Юэ Бу-цюнь ответил: «Девчонка на язык совсем несдержанна, брат Цзо, не принимай всерьез ее болтовню. Ничтожный по боевому искусству и мастерству меча, в сравнении с шаолиньским настоятелем Фан Шэном, уданским даосом Чун Сюем, да и с главой клана нищих господином Цзе и в сравнение не идет, только «глотает пыль их коней, не в силах догнать» ». Цзо Лэн-чань тут же в лице изменился. Юэ Бу-цюнь сравнил себя с тремя мастерами, но не упомянул имя Цзо Лэн-чаня, это все слышали, и поняли, что тот считает себя гораздо выше.



Дин Мянь произнес: «А что в сравнении с главой клана Цзо?» Юэ Бу-цюнь ответил: «Ничтожный знаком с главой клана Цзо много лет, у нас взаимное уважение очень глубокое. Методы двух кланов меча – Суншань и Хуашань, хороши каждый по своему, уже много сотен лет не проводим сравнения, кто выше, а кто – ниже. Ничтожному очень трудно ответить на вопрос брата Дина». Дин Мянь произнес: «Но судя по тону слов господина Юэ, кажется, он считает себя несколько сильнее главы клана Цзо?»
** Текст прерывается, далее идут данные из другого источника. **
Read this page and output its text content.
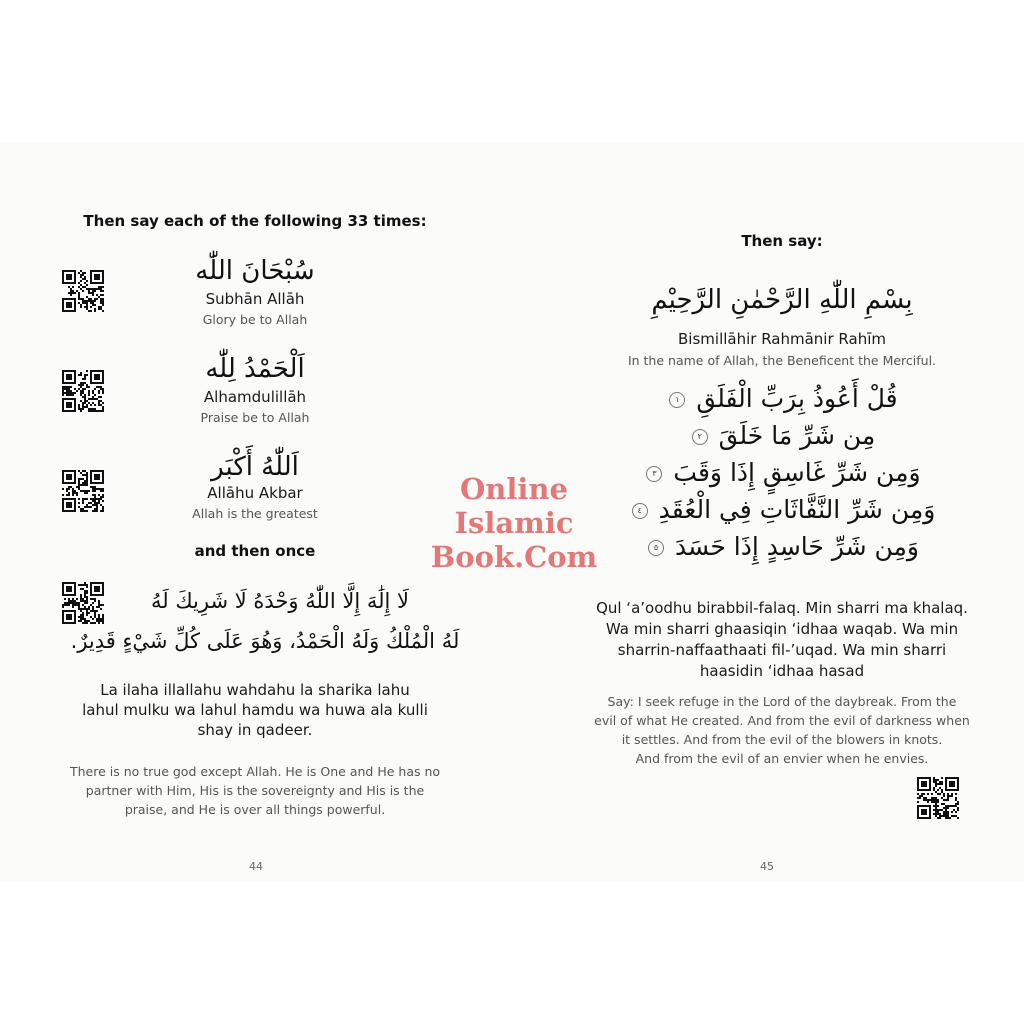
Then say each of the following 33 times:
سُبْحَانَ اللّٰه
Subhān Allāh
Glory be to Allah
اَلْحَمْدُ لِلّٰه
Alhamdulillāh
Praise be to Allah
اَللّٰهُ أَكْبَر
Allāhu Akbar
Allah is the greatest
and then once
لَا إِلَٰهَ إِلَّا اللّٰهُ وَحْدَهُ لَا شَرِيكَ لَهُ
لَهُ الْمُلْكُ وَلَهُ الْحَمْدُ، وَهُوَ عَلَى كُلِّ شَيْءٍ قَدِيرٌ.
La ilaha illallahu wahdahu la sharika lahu
lahul mulku wa lahul hamdu wa huwa ala kulli
shay in qadeer.
There is no true god except Allah. He is One and He has no
partner with Him, His is the sovereignty and His is the
praise, and He is over all things powerful.
44
Then say:
بِسْمِ اللّٰهِ الرَّحْمٰنِ الرَّحِيْمِ
Bismillāhir Rahmānir Rahīm
In the name of Allah, the Beneficent the Merciful.
قُلْ أَعُوذُ بِرَبِّ الْفَلَقِ ١
مِن شَرِّ مَا خَلَقَ ٢
وَمِن شَرِّ غَاسِقٍ إِذَا وَقَبَ ٣
وَمِن شَرِّ النَّفَّاثَاتِ فِي الْعُقَدِ ٤
وَمِن شَرِّ حَاسِدٍ إِذَا حَسَدَ ٥
Qul ‘a’oodhu birabbil-falaq. Min sharri ma khalaq.
Wa min sharri ghaasiqin ‘idhaa waqab. Wa min
sharrin-naffaathaati fil-’uqad. Wa min sharri
haasidin ‘idhaa hasad
Say: I seek refuge in the Lord of the daybreak. From the
evil of what He created. And from the evil of darkness when
it settles. And from the evil of the blowers in knots.
And from the evil of an envier when he envies.
45
Online Islamic
Book.Com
Юэ Бу-цюнь ответил: «Мудрец изрек: «Благородный муж чужд соперничеству, разве что стреляет из лука». Сравнивать боевое искусство, у кого оно выше или ниже, с древности мудрецы считали самым трудным делом, ничтожный давно хотел просить поучений у брата-наставника Цзо. Но сегодня великий день установления клана Пяти твердынь, кандидат на место главы клана еще не выдвинут, ничтожный опасается, что если он с братом-наставником Цзо будет соревноваться на мечах, то это вызовет кривотолки, подумают, что мы за место главы клана боремся». Цзо Лэн-чань произнес: «Стоит только брату Юэ победить ничтожного в поединке на мечах, и место главы клана, несомненно, достанется ему». Юэ Бу-цюнь отмахнулся рукой: «Если боевое мастерство выше, это еще не значит, что и человеческие качества лучше. Даже если ничтожный и победит брата Цзо, это еще не значит, что он может победить всех высоких мастеров клана Пяти твердынь». Его слова по содержанию были уступчивыми, но говорил он очень серьезно, и каждая его фраза подчеркивала, что он считает себя несколько сильнее Цзо Лэн-чаня.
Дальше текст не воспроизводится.